Beneath the unique gamified format of expense tracking, Monny is actually a fairly basic app. All data has to be entered manually, and the analytics generated are also straightforward. But that’s not a bad thing. If all you need is to track how much you’re spending each month, Monny lets you do it easily, pleasantly and for free.

Mint

Image: Google Play

Mint claims to be the world’s #1 most downloaded personal finance app. Whether that is in fact true or not, I have to admit, it is very feature-packed for a free app, so it’s worth a try if you want automated, account-linked expense tracking without having to pay for it.

The app tries to make your expense tracking as automatic as possible. You can link your account and track payments such as subscriptions and taxes.

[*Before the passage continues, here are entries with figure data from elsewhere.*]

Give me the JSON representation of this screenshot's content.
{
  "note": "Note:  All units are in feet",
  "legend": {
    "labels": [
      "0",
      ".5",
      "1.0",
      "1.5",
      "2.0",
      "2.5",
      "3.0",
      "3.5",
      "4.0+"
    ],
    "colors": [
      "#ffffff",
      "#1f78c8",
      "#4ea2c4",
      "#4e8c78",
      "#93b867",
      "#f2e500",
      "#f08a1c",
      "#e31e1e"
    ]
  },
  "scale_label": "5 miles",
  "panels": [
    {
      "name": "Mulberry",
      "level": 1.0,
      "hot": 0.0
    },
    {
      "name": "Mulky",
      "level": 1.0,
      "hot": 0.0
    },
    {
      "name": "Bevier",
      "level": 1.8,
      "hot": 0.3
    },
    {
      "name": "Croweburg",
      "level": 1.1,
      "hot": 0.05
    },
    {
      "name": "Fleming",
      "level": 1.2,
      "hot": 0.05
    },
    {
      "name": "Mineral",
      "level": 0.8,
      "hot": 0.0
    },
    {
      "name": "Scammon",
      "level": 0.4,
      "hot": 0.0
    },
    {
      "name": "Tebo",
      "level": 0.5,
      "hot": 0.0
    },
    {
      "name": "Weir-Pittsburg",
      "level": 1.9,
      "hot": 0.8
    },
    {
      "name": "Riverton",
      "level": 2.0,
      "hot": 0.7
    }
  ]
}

But it’s more than just a simple expense tracker. Mint also tries to function as a personal finance manager of sorts, enabling you to set monthly budgets, calculate your net worth and manage your subscriptions, with an alert feature that pings you when rates go up.

If you’re looking for a free, feature-packed app, Mint is one of the best options out there. There are no annoying paid tiers to unlock in order to access certain features.

Honeydue

Image: Google Play

Budgeting as a couple is a different beast altogether. As if monitoring your own expenses isn’t difficult enough, imagine tracking shared expenditures. But it can get easier with Honeydue, a financial management app for couples.

The app lets you jointly track your account balances, spending and bills, as well as create shared budgets in different categories. It’s basically a pretty typical app, with the advantage that it can be used jointly (and lovingly, of course!) by two users.

If you live together with and/or share a joint account with a partner, Honeydue makes life a lot easier and saves you from having to do couple admin. Best of all, it’s free, so you won’t have to fight over the cost.

Rocket Money

Image: Google Play

Feel like you’re drowning in a sea of subscriptions and bills? Welcome to the club. Now that the digital subscription model dominates so much of our consumption thanks to Netflix, Spotify and gang, having a system like Rocket Money’s to keep track of everything is even more useful.

Rocket Money has a free basic version, as well as add-on features that you can access by paying US$3 to US$12 per month. Most of us (myself included) are not going to pay good money to use a budgeting app, so I’ll focus on the free features here.

The first step is to connect your bank accounts and credit cards. The app will then analyse your transactions to pick out all the recurring bills and subscriptions, making it easier for you to see and, if necessary, cancel them.

You can also see at a glance your recurring bills that can be lowered, such as by downgrading your subscription. And of course, the app also has the all usual spending tracking and budgeting features.

The premium paid features include syncing your balance and having a concierge automatically cancel unused subscriptions for you. They also have a paid bill negotiation service which is like having a personal butler at your disposal should you be rich or important enough to not want to do the dirty work yourself.